Carbon Credit Market Executive Summary
The Global Carbon Credit market was valued at USD 760.28 Billion in 2021 and is expected to grow at a CAGR of 21.14% during the forecast period of 2023-2028. Demand for carbon credits is expected to increase drastically in the near future due to the growing number of corporate net-zero commitments. Purchasing carbon credits allows corporations to become carbon-neutral today while they continue to work to reduce their emissions
History of Carbon Credits
The concept of carbon credits was first introduced by the United Nations Framework Convention on Climate Change (UNFCCC) in 1997. The UNFCCC established the Clean Development Mechanism (CDM), which allows developed countries to earn carbon credits by investing in emissions-reducing projects in developing countries. These credits can then be used to offset emissions in their home countries.

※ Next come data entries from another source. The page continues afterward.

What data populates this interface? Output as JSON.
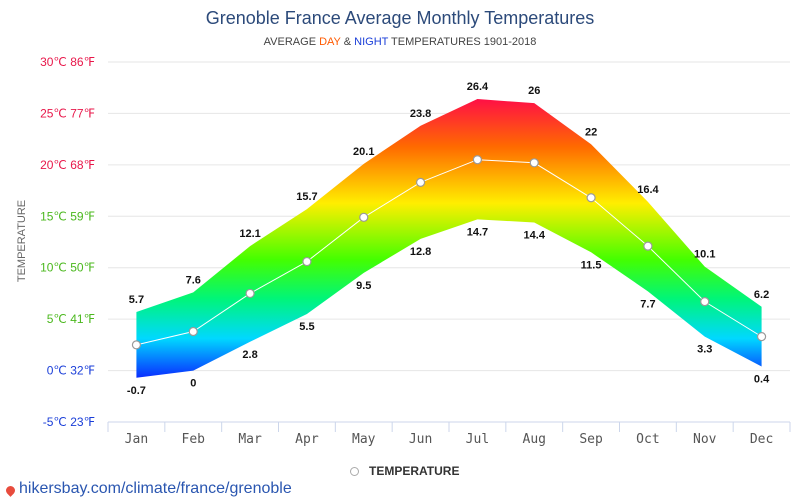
{
  "header": {
    "title": "Grenoble France Average Monthly Temperatures",
    "subtitle_prefix": "AVERAGE ",
    "subtitle_day": "DAY",
    "subtitle_amp": " & ",
    "subtitle_night": "NIGHT",
    "subtitle_suffix": " TEMPERATURES 1901-2018"
  },
  "legend": {
    "label": "TEMPERATURE",
    "icon": "circle-marker-icon"
  },
  "footer": {
    "icon": "location-pin-icon",
    "url": "hikersbay.com/climate/france/grenoble"
  },
  "colors": {
    "title": "#2c4a7a",
    "day": "#ff5a00",
    "night": "#1a3ed8",
    "link": "#2a56b0"
  },
  "chart_data": {
    "type": "area",
    "ylabel": "TEMPERATURE",
    "ylim": [
      -5,
      30
    ],
    "y_ticks": [
      {
        "value": 30,
        "label": "30℃ 86℉",
        "color": "#e8174a"
      },
      {
        "value": 25,
        "label": "25℃ 77℉",
        "color": "#e8174a"
      },
      {
        "value": 20,
        "label": "20℃ 68℉",
        "color": "#e8174a"
      },
      {
        "value": 15,
        "label": "15℃ 59℉",
        "color": "#4bb81e"
      },
      {
        "value": 10,
        "label": "10℃ 50℉",
        "color": "#4bb81e"
      },
      {
        "value": 5,
        "label": "5℃ 41℉",
        "color": "#4bb81e"
      },
      {
        "value": 0,
        "label": "0℃ 32℉",
        "color": "#1a3ed8"
      },
      {
        "value": -5,
        "label": "-5℃ 23℉",
        "color": "#1a3ed8"
      }
    ],
    "categories": [
      "Jan",
      "Feb",
      "Mar",
      "Apr",
      "May",
      "Jun",
      "Jul",
      "Aug",
      "Sep",
      "Oct",
      "Nov",
      "Dec"
    ],
    "series": [
      {
        "values": [
          5.7,
          7.6,
          12.1,
          15.7,
          20.1,
          23.8,
          26.4,
          26,
          22,
          16.4,
          10.1,
          6.2
        ]
      },
      {
        "values": [
          -0.7,
          0,
          2.8,
          5.5,
          9.5,
          12.8,
          14.7,
          14.4,
          11.5,
          7.7,
          3.3,
          0.4
        ]
      },
      {
        "name": "TEMPERATURE",
        "values": [
          2.5,
          3.8,
          7.5,
          10.6,
          14.9,
          18.3,
          20.5,
          20.2,
          16.8,
          12.1,
          6.7,
          3.3
        ]
      }
    ],
    "grid": true,
    "legend_position": "bottom-center"
  }
}
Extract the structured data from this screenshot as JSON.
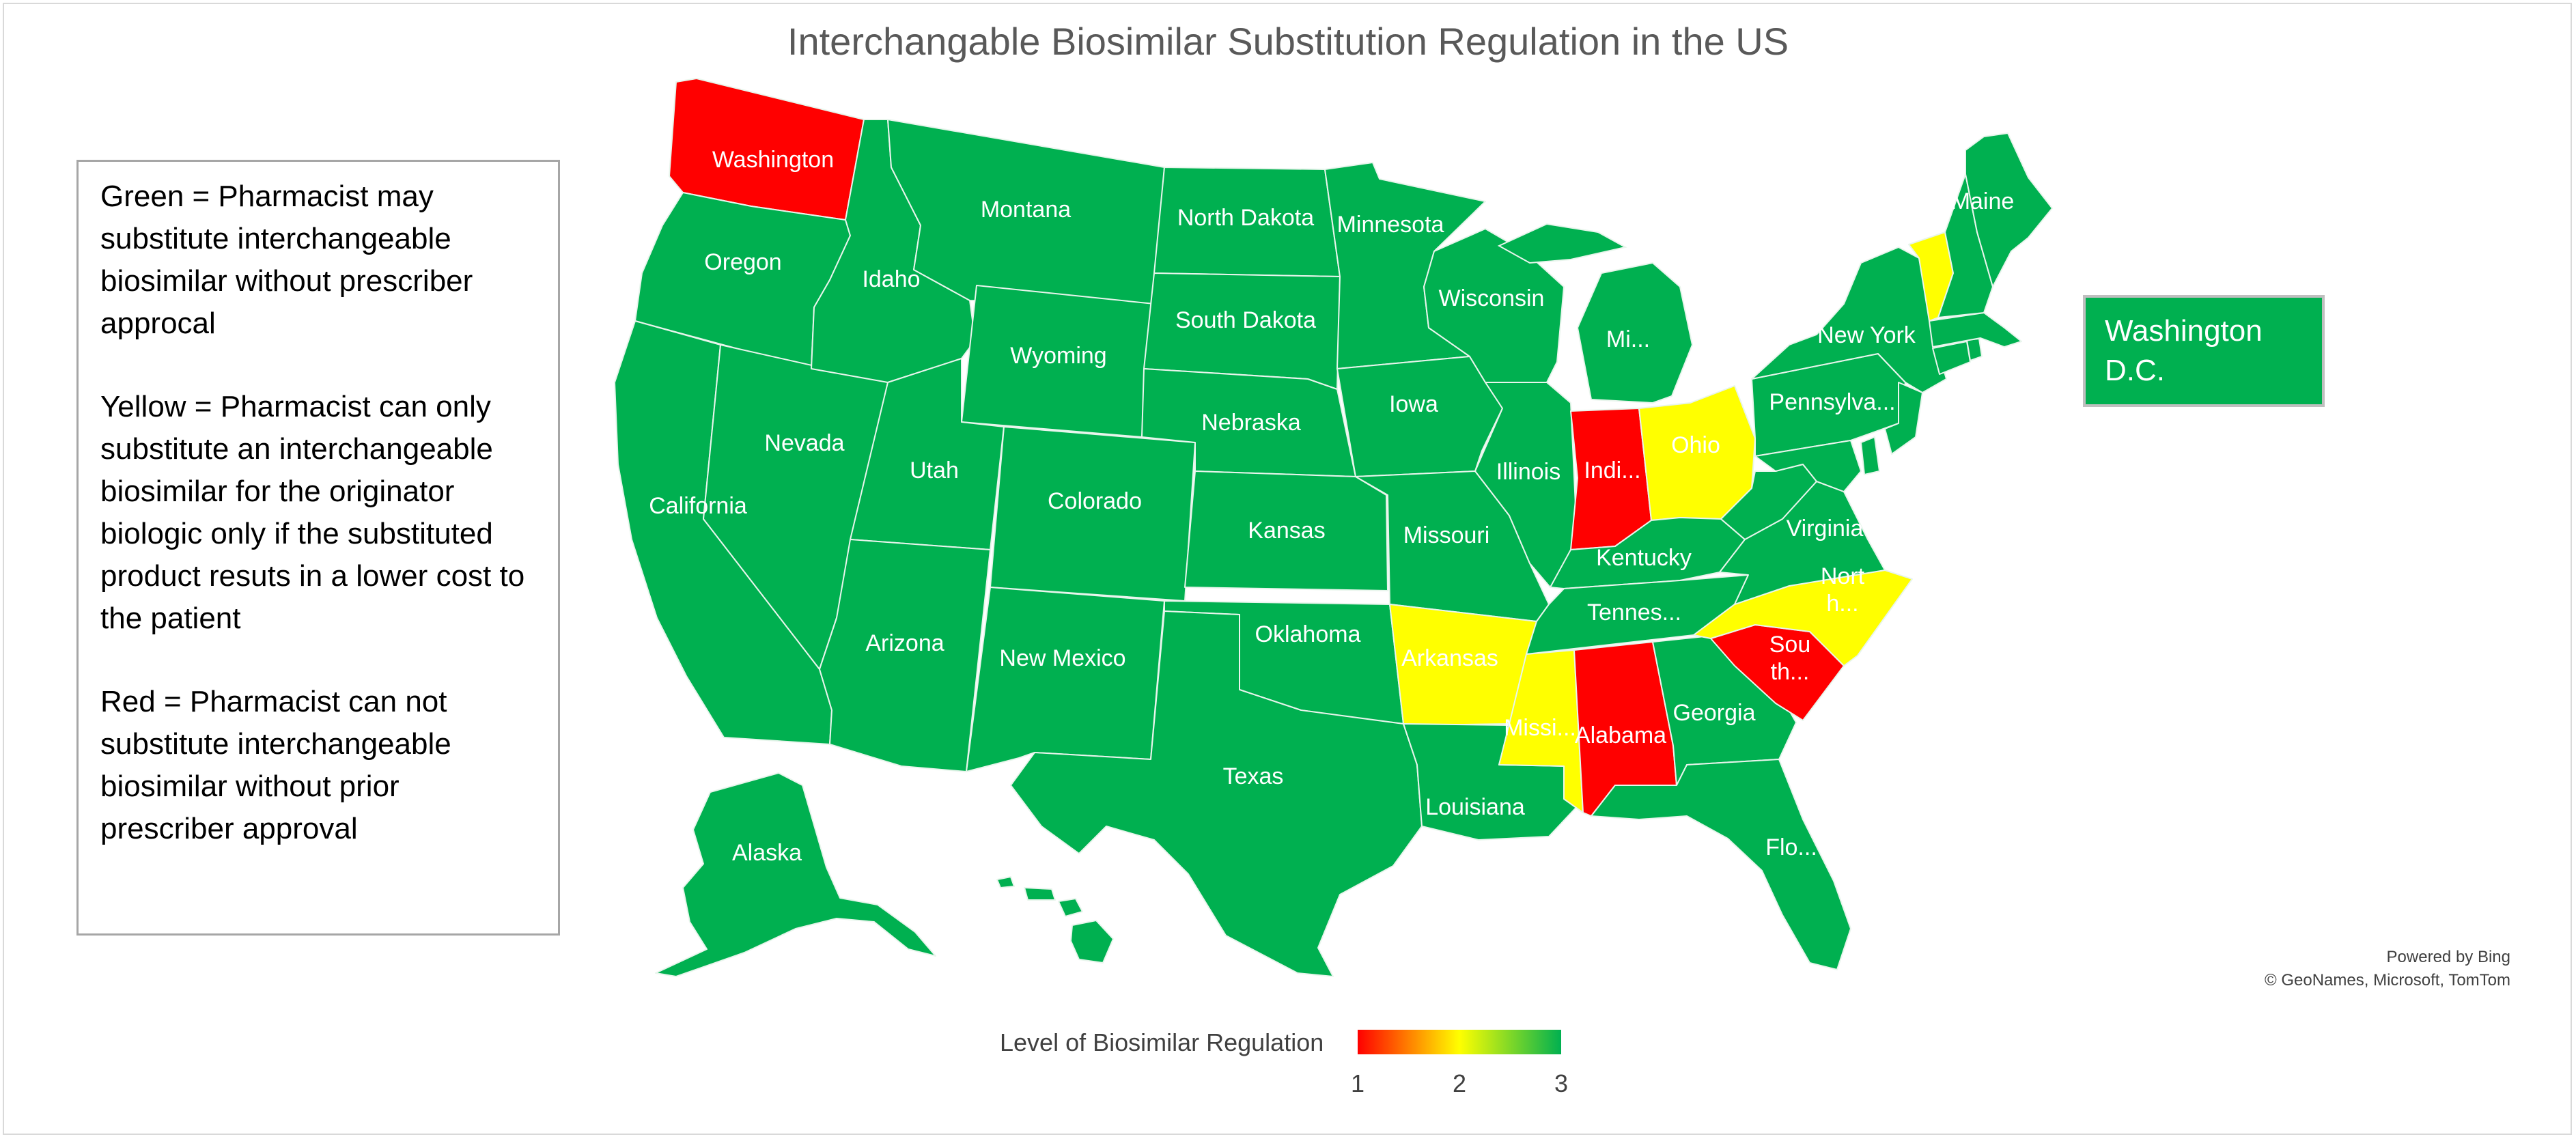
{
  "title": "Interchangable Biosimilar Substitution Regulation in the US",
  "legend_box": {
    "green": "Green = Pharmacist may substitute interchangeable biosimilar without prescriber approcal",
    "yellow": "Yellow = Pharmacist can only substitute an interchangeable biosimilar for the originator biologic only if the substituted product resuts in a lower cost to the patient",
    "red": "Red = Pharmacist can not substitute interchangeable biosimilar without prior prescriber approval"
  },
  "dc_box": {
    "label": "Washington D.C.",
    "level": 3
  },
  "colors": {
    "1": "#ff0000",
    "2": "#ffff00",
    "3": "#00b050",
    "border": "#e8f5ec"
  },
  "scale": {
    "label": "Level of Biosimilar Regulation",
    "ticks": [
      "1",
      "2",
      "3"
    ],
    "min": 1,
    "max": 3
  },
  "credit": {
    "line1": "Powered by Bing",
    "line2": "© GeoNames, Microsoft, TomTom"
  },
  "states": [
    {
      "id": "washington",
      "label": "Washington",
      "level": 1
    },
    {
      "id": "oregon",
      "label": "Oregon",
      "level": 3
    },
    {
      "id": "california",
      "label": "California",
      "level": 3
    },
    {
      "id": "nevada",
      "label": "Nevada",
      "level": 3
    },
    {
      "id": "idaho",
      "label": "Idaho",
      "level": 3
    },
    {
      "id": "montana",
      "label": "Montana",
      "level": 3
    },
    {
      "id": "wyoming",
      "label": "Wyoming",
      "level": 3
    },
    {
      "id": "utah",
      "label": "Utah",
      "level": 3
    },
    {
      "id": "arizona",
      "label": "Arizona",
      "level": 3
    },
    {
      "id": "colorado",
      "label": "Colorado",
      "level": 3
    },
    {
      "id": "new-mexico",
      "label": "New Mexico",
      "level": 3
    },
    {
      "id": "north-dakota",
      "label": "North Dakota",
      "level": 3
    },
    {
      "id": "south-dakota",
      "label": "South Dakota",
      "level": 3
    },
    {
      "id": "nebraska",
      "label": "Nebraska",
      "level": 3
    },
    {
      "id": "kansas",
      "label": "Kansas",
      "level": 3
    },
    {
      "id": "oklahoma",
      "label": "Oklahoma",
      "level": 3
    },
    {
      "id": "texas",
      "label": "Texas",
      "level": 3
    },
    {
      "id": "minnesota",
      "label": "Minnesota",
      "level": 3
    },
    {
      "id": "iowa",
      "label": "Iowa",
      "level": 3
    },
    {
      "id": "missouri",
      "label": "Missouri",
      "level": 3
    },
    {
      "id": "arkansas",
      "label": "Arkansas",
      "level": 2
    },
    {
      "id": "louisiana",
      "label": "Louisiana",
      "level": 3
    },
    {
      "id": "wisconsin",
      "label": "Wisconsin",
      "level": 3
    },
    {
      "id": "illinois",
      "label": "Illinois",
      "level": 3
    },
    {
      "id": "michigan",
      "label": "Mi...",
      "level": 3
    },
    {
      "id": "indiana",
      "label": "Indi...",
      "level": 1
    },
    {
      "id": "ohio",
      "label": "Ohio",
      "level": 2
    },
    {
      "id": "kentucky",
      "label": "Kentucky",
      "level": 3
    },
    {
      "id": "tennessee",
      "label": "Tennes...",
      "level": 3
    },
    {
      "id": "mississippi",
      "label": "Missi...",
      "level": 2
    },
    {
      "id": "alabama",
      "label": "Alabama",
      "level": 1
    },
    {
      "id": "georgia",
      "label": "Georgia",
      "level": 3
    },
    {
      "id": "florida",
      "label": "Flo...",
      "level": 3
    },
    {
      "id": "south-carolina",
      "label": "Sou th...",
      "level": 1
    },
    {
      "id": "north-carolina",
      "label": "Nort h...",
      "level": 2
    },
    {
      "id": "virginia",
      "label": "Virginia",
      "level": 3
    },
    {
      "id": "west-virginia",
      "label": "",
      "level": 3
    },
    {
      "id": "pennsylvania",
      "label": "Pennsylva...",
      "level": 3
    },
    {
      "id": "new-york",
      "label": "New York",
      "level": 3
    },
    {
      "id": "vermont",
      "label": "",
      "level": 2
    },
    {
      "id": "maine",
      "label": "Maine",
      "level": 3
    },
    {
      "id": "new-hampshire",
      "label": "",
      "level": 3
    },
    {
      "id": "maryland",
      "label": "",
      "level": 3
    },
    {
      "id": "new-jersey",
      "label": "",
      "level": 3
    },
    {
      "id": "delaware",
      "label": "",
      "level": 3
    },
    {
      "id": "massachusetts",
      "label": "",
      "level": 3
    },
    {
      "id": "connecticut",
      "label": "",
      "level": 3
    },
    {
      "id": "rhode-island",
      "label": "",
      "level": 3
    },
    {
      "id": "alaska",
      "label": "Alaska",
      "level": 3
    },
    {
      "id": "hawaii",
      "label": "",
      "level": 3
    }
  ]
}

Carbon Credit Programs and Exchanges
One of the most popular carbon credit programs is the European Union Emissions Trading System (EU ETS). Launched in 2005, the EU ETS is the largest carbon market in the world and covers more than 11,000 power plants and industrial facilities in 31 countries. In addition to the EU ETS, there are other carbon credit programs and exchanges that operate on a regional or national level. These programs allow businesses, organizations, and individuals to offset their carbon emissions by purchasing carbon credits from emissions-reducing projects.

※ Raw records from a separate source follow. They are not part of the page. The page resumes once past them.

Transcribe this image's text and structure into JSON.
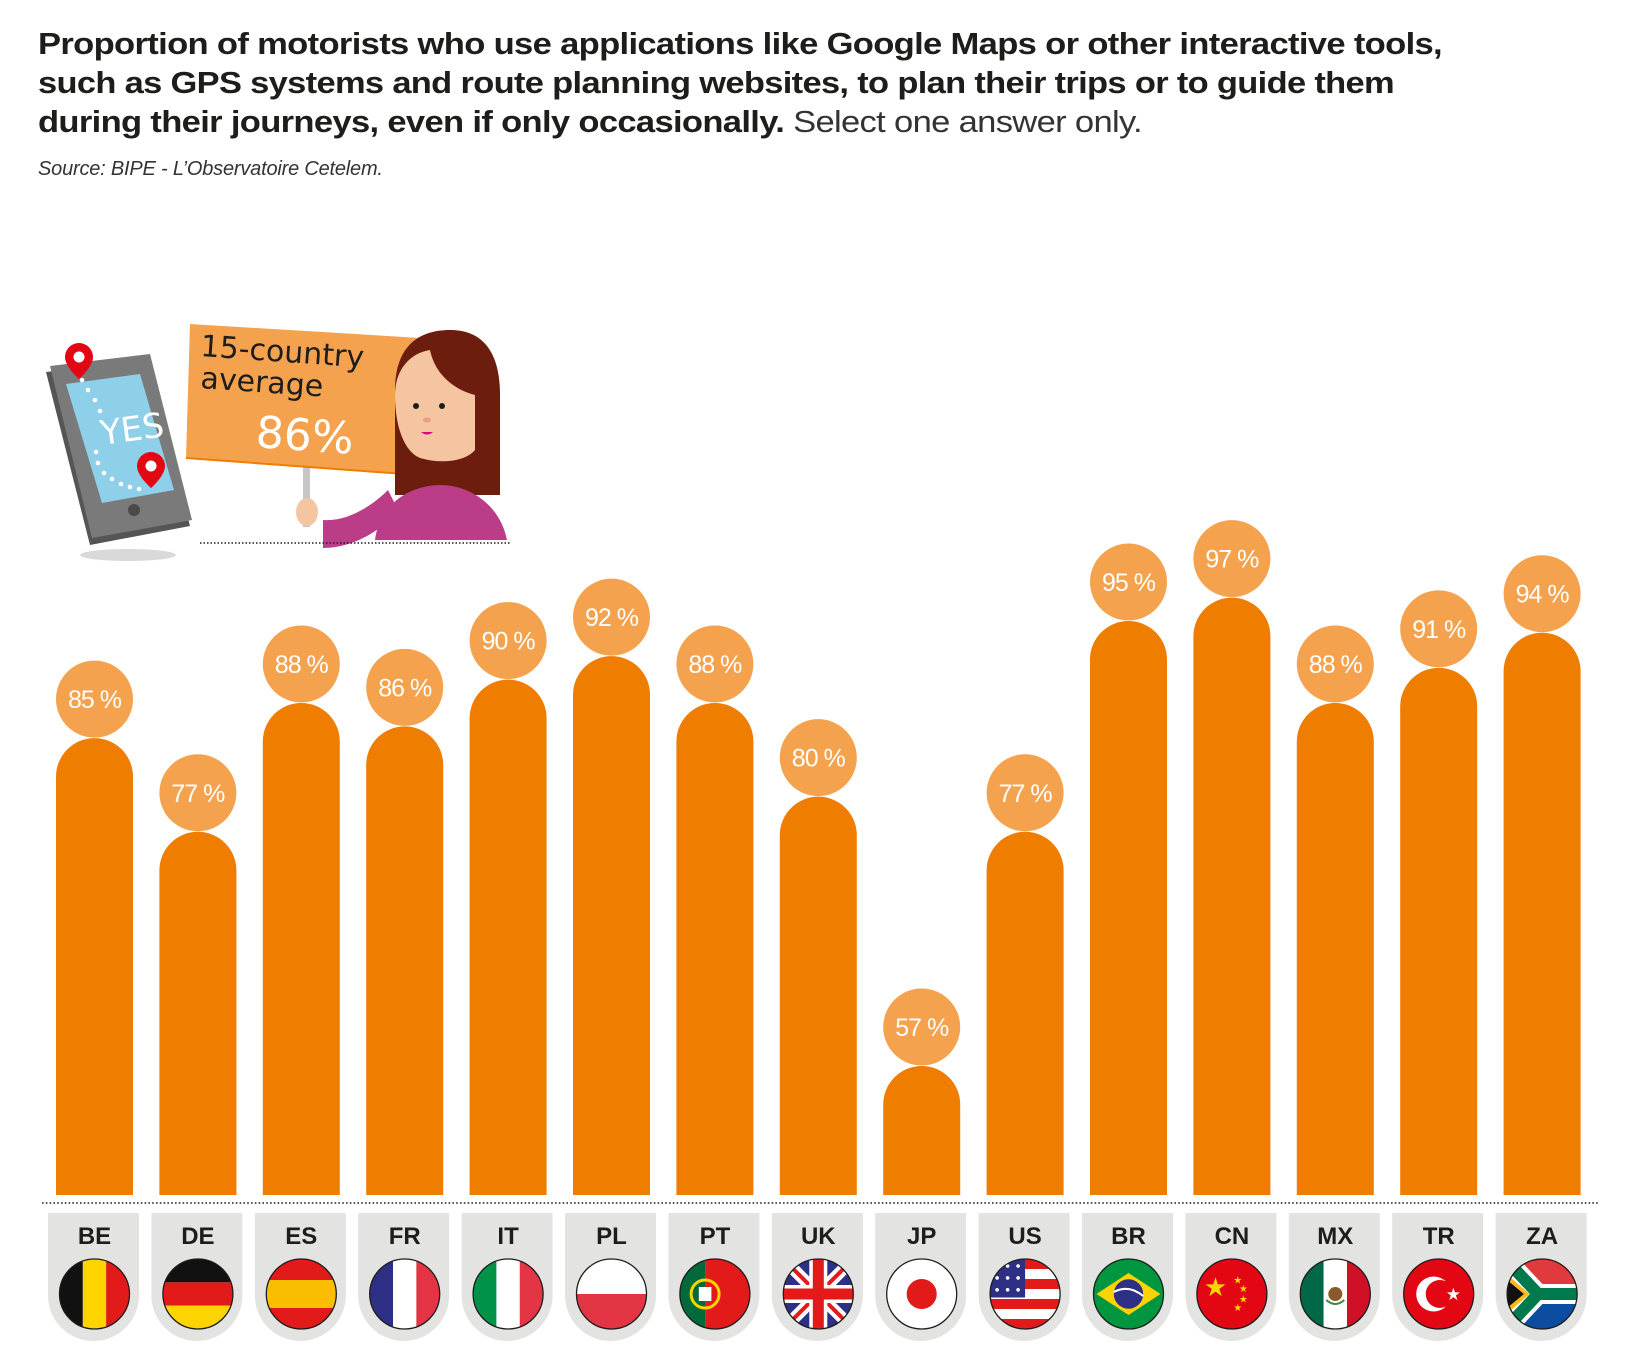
{
  "title": {
    "line1": "Proportion of motorists who use applications like Google Maps or other interactive tools,",
    "line2": "such as GPS systems and route planning websites, to plan their trips or to guide them",
    "line3_bold": "during their journeys, even if only occasionally.",
    "line3_light": "Select one answer only."
  },
  "source": "Source: BIPE - L’Observatoire Cetelem.",
  "illustration": {
    "tablet_text": "YES",
    "sign_line1": "15-country",
    "sign_line2": "average",
    "sign_value": "86%",
    "icons": [
      "tablet-icon",
      "map-pin-icon",
      "woman-holding-sign-icon"
    ]
  },
  "colors": {
    "bar": "#EF7D00",
    "label_circle": "#F4A24D",
    "tab_bg": "#E3E3E2",
    "text": "#1D1D1B",
    "sign": "#F4A24D"
  },
  "chart_data": {
    "type": "bar",
    "title": "Proportion of motorists who use applications like Google Maps or other interactive tools, such as GPS systems and route planning websites, to plan their trips or to guide them during their journeys, even if only occasionally.",
    "xlabel": "",
    "ylabel": "",
    "unit": "%",
    "categories": [
      "BE",
      "DE",
      "ES",
      "FR",
      "IT",
      "PL",
      "PT",
      "UK",
      "JP",
      "US",
      "BR",
      "CN",
      "MX",
      "TR",
      "ZA"
    ],
    "values": [
      85,
      77,
      88,
      86,
      90,
      92,
      88,
      80,
      57,
      77,
      95,
      97,
      88,
      91,
      94
    ],
    "labels": [
      "85 %",
      "77 %",
      "88 %",
      "86 %",
      "90 %",
      "92 %",
      "88 %",
      "80 %",
      "57 %",
      "77 %",
      "95 %",
      "97 %",
      "88 %",
      "91 %",
      "94 %"
    ],
    "flags": [
      "belgium-flag-icon",
      "germany-flag-icon",
      "spain-flag-icon",
      "france-flag-icon",
      "italy-flag-icon",
      "poland-flag-icon",
      "portugal-flag-icon",
      "uk-flag-icon",
      "japan-flag-icon",
      "usa-flag-icon",
      "brazil-flag-icon",
      "china-flag-icon",
      "mexico-flag-icon",
      "turkey-flag-icon",
      "south-africa-flag-icon"
    ],
    "average": 86,
    "average_label": "15-country average",
    "grid": false,
    "legend": "none"
  }
}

Benefits of Carbon Credits
One of the benefits of carbon credits is that they provide a flexible and cost-effective way for businesses and organizations to reduce their carbon footprint. Instead of investing in expensive emissions-reducing technologies, companies can purchase carbon credits from existing emissions-reducing projects. This allows them to meet their emissions reduction targets at a lower cost and supports the growth of the emissions-reducing industry. Carbon credits also provide a way for individuals to reduce their carbon footprint.

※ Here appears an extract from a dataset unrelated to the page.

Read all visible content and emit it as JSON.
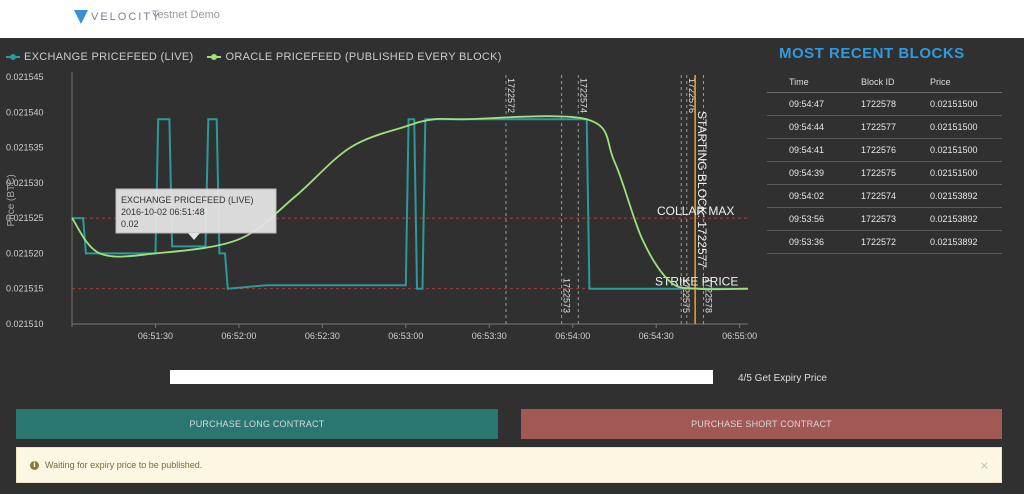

Criticisms of Carbon Credits
While carbon credits are popular and effective, there are also criticisms of the system. Some argue that they can be used as a way for companies to avoid making necessary investments in emissions-reducing technologies. Others argue that carbon credits can be subject to fraud and abuse, with companies claiming to have reduced emissions when they have not.
As more private companies seek to engage in the offset market, recent advances have been fuelled by a rise in voluntary demand for these credits. Since projects with societal benefits coupled with emissions reductions are perceived as more attractive to voluntary buyers, these corporations have been under pressure from shareholders and the general public to drive this in recent years.
The demand increase in the offsetting market is caused by a rising awareness of environmental challenges on a global level, catalyzed by COP26. More and more companies are recognizing the environmental and social value of offsetting projects and taking climate action by compensating for their carbon footprint.
The voluntary market segment is expected to grow tremendously in the upcoming years. Voluntary carbon credits, whilst historically transacted through bespoke bilateral agreements between buyer and seller, can increasingly be bought through specialized carbon credit exchanges and trading platforms. Given the growth of the voluntary carbon credit market, more established exchanges are looking to launch their own offerings.
In conclusion, carbon credits are a powerful tool for reducing carbon emissions and promoting sustainability. Despite criticisms, they provide businesses, organizations, and individuals with a flexible and cost-effective way to offset their carbon emissions and support the growth of the emissions-reducing industry. As the impacts of climate change become increasingly apparent, the use of carbon credits is likely to become even more important in the years to come.